The judge found the reasoning of Koch persuasive, noting that “[e]stablishing the identity of the author of text messages through the use of corroborating evidence is critical to satisfying the authentication requirements of D.R.E. 901.” State v. Zachary, supra. He therefore found that to have the messages admitted at Zachary’s trial, the prosecution, “as the proponent of the text-message evidence, must explain the purpose for which the text messages are being offered and provide sufficient direct or circumstantial evidence corroborating their authorship to satisfy the requirements of D.R.E. 901.” State v. Zachary, supra.
The judge explained that in this case, the prosecution
intends to offer the text messages both as evidence that [Zachary] conspired with the alleged shooter to rob Watkins and Brady, and as statements of co-conspirators. As such, the messages are only relevant to the extent that the State can authenticate that [he] authored all of the outgoing messages and that the alleged shooter authored the incoming messages.
The parties agree that [Zachary] authored all of the outgoing messages. Indeed, the State is prepared to corroborate that [he] was the author of the outgoing messages with testimony from various witnesses with knowledge of [Zachary’s] cell phone number and use of the signature `$RootOfAllEvil.’
Glaringly absent in this case is any evidence tending to substantiate that the alleged shooter wrote the 202 messages. In the present case, authentication requires more than mere confirmation that the 202 number belongs to a particular person. Indeed, the 202 number was issued to a prepaid cell phone, and, therefore, had no registered owner or user associated with it. Thus, the State must rely on circumstantial evidence to corroborate that the alleged shooter authored the 202 messages.
At the evidentiary hearing [on the motion in limine], the State announced its intentions to authenticate the text messages by the content of the exchange. The State argued that only the alleged shooter would be inquiring into [Zachary’s] whereabouts in the hours preceding the shooting, and that a jury could reasonably infer from the messages themselves that the alleged shooter was speaking of Watkins and Brady when he told [Zachary] to `kum rob dub’ and `get em and stay wit him.’
State v. Zachary, supra. (In a footnote, the judge points out that at the evidentiary hearing on the motion in limine, "counsel informed the Court that the payment records that the State could have used to determine the identity of the prepaid phone user were no longer available from the provider." State v. Zachary, supra.)
The judge did not buy the prosecution’s argument, explaining that the content of
this conversation is somewhat cryptic. It's equally plausible to infer that [Zachary] was merely discussing his gambling activities with an unknown individual in this exchange.
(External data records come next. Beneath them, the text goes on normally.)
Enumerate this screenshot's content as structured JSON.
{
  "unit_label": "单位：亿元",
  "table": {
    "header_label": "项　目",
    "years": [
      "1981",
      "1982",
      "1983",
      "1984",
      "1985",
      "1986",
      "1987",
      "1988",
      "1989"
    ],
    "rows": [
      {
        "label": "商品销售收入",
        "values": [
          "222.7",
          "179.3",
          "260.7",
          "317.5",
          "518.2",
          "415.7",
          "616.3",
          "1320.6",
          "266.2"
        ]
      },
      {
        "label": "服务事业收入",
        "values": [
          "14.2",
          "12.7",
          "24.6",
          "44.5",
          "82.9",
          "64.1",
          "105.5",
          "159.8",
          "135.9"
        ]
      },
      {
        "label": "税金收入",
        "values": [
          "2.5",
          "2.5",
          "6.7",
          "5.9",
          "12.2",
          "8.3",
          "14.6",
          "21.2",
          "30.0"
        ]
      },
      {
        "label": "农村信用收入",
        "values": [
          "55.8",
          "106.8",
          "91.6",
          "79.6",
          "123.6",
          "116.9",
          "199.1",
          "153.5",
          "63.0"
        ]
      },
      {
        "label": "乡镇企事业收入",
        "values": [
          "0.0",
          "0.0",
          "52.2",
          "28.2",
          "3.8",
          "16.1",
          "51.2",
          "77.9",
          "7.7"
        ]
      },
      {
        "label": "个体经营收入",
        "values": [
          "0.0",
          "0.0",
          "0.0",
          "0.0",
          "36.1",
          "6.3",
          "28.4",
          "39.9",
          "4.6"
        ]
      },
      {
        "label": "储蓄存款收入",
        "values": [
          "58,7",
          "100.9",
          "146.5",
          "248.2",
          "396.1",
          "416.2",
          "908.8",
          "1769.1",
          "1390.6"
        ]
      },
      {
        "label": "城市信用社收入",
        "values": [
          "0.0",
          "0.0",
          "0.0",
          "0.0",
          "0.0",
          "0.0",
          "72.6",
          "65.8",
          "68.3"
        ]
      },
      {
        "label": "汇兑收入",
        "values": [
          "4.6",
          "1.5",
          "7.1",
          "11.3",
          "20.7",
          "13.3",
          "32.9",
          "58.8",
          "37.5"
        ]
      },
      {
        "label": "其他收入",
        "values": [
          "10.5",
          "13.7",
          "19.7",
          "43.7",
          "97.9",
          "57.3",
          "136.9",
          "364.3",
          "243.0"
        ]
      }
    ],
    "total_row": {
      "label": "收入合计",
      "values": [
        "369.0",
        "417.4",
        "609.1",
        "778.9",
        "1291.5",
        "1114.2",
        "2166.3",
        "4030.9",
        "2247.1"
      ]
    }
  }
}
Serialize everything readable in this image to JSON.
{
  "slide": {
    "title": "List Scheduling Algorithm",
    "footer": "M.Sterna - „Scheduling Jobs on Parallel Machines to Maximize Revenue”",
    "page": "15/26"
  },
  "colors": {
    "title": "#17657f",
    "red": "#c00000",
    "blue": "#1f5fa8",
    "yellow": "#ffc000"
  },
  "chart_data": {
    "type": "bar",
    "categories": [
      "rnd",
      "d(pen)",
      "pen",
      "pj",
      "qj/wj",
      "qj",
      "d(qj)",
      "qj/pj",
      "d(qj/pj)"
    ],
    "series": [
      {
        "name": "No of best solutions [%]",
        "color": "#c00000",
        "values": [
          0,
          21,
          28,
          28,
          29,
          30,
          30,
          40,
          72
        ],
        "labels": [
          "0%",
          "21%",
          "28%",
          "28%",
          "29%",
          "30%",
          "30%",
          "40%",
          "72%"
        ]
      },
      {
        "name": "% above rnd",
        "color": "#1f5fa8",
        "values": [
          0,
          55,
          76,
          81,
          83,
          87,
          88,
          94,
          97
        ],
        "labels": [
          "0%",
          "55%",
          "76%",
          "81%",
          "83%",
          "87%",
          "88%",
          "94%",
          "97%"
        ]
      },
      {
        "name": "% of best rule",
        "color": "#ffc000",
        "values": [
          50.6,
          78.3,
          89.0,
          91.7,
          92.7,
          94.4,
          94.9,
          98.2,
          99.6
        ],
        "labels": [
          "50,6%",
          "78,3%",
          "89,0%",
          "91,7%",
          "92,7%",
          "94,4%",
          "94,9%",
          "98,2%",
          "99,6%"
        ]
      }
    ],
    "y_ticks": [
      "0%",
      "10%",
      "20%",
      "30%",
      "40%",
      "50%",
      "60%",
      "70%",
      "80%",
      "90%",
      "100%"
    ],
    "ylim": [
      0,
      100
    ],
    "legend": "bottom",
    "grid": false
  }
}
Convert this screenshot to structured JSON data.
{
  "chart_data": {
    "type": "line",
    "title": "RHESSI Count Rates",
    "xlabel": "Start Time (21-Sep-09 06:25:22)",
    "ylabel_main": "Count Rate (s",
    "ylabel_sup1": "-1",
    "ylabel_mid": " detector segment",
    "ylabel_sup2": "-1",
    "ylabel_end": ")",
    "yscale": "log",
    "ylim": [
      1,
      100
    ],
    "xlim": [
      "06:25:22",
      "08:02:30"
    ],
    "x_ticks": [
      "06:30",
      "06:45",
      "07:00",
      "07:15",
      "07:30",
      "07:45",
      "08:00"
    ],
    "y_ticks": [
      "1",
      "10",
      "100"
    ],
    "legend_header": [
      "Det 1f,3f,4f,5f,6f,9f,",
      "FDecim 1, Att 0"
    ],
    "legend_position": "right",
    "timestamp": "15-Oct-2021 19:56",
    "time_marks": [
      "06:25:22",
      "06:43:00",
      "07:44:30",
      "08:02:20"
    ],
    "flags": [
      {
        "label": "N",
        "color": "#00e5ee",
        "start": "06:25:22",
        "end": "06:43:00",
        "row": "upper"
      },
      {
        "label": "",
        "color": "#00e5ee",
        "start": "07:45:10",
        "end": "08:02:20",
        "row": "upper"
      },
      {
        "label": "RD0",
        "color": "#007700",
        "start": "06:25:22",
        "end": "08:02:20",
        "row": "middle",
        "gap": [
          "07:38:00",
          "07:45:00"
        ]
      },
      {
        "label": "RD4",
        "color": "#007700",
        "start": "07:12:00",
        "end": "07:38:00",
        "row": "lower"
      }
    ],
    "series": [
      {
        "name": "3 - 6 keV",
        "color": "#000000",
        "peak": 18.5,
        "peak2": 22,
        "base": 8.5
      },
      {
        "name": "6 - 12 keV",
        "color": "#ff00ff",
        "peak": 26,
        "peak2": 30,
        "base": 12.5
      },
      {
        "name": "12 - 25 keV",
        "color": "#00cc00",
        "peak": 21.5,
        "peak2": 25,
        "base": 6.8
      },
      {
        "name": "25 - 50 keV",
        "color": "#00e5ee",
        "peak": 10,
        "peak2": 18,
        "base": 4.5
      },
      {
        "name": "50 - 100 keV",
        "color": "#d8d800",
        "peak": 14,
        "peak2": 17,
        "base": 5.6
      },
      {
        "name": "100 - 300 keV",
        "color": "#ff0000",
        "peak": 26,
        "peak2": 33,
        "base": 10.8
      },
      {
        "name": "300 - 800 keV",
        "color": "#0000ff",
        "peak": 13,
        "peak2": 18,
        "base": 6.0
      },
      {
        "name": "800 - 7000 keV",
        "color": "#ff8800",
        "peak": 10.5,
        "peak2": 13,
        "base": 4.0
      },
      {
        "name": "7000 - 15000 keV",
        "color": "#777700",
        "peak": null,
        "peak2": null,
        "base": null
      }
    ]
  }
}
There are no contextual clues in the text messages themselves that tend to corroborate that the alleged shooter authored the incoming text messages. In other cases in which a message has been held to be authenticated by its content, the identifying characteristics have been much more distinctive of the purported author and often have been corroborated by other events or with forensic computer evidence.
Without additional evidence from which the jury could infer that the alleged shooter authored the incoming messages, the State cannot authenticate the 202 messages. Without proper authentication, this text message exchange is simply not relevant to this case; as it does not have the tendency `to make the existence of any fact that is of consequence to the determination of the action more or less probable’ than it would be without it. D.R.E. 401. Because the State cannot satisfy the requirements of D.R.E. 901, I need not reach the additional bases for exclusion argued by [Zachary].
State v. Zachary, supra.
The judge therefore granted Zachary’s motion in limine. State v. Zachary, supra.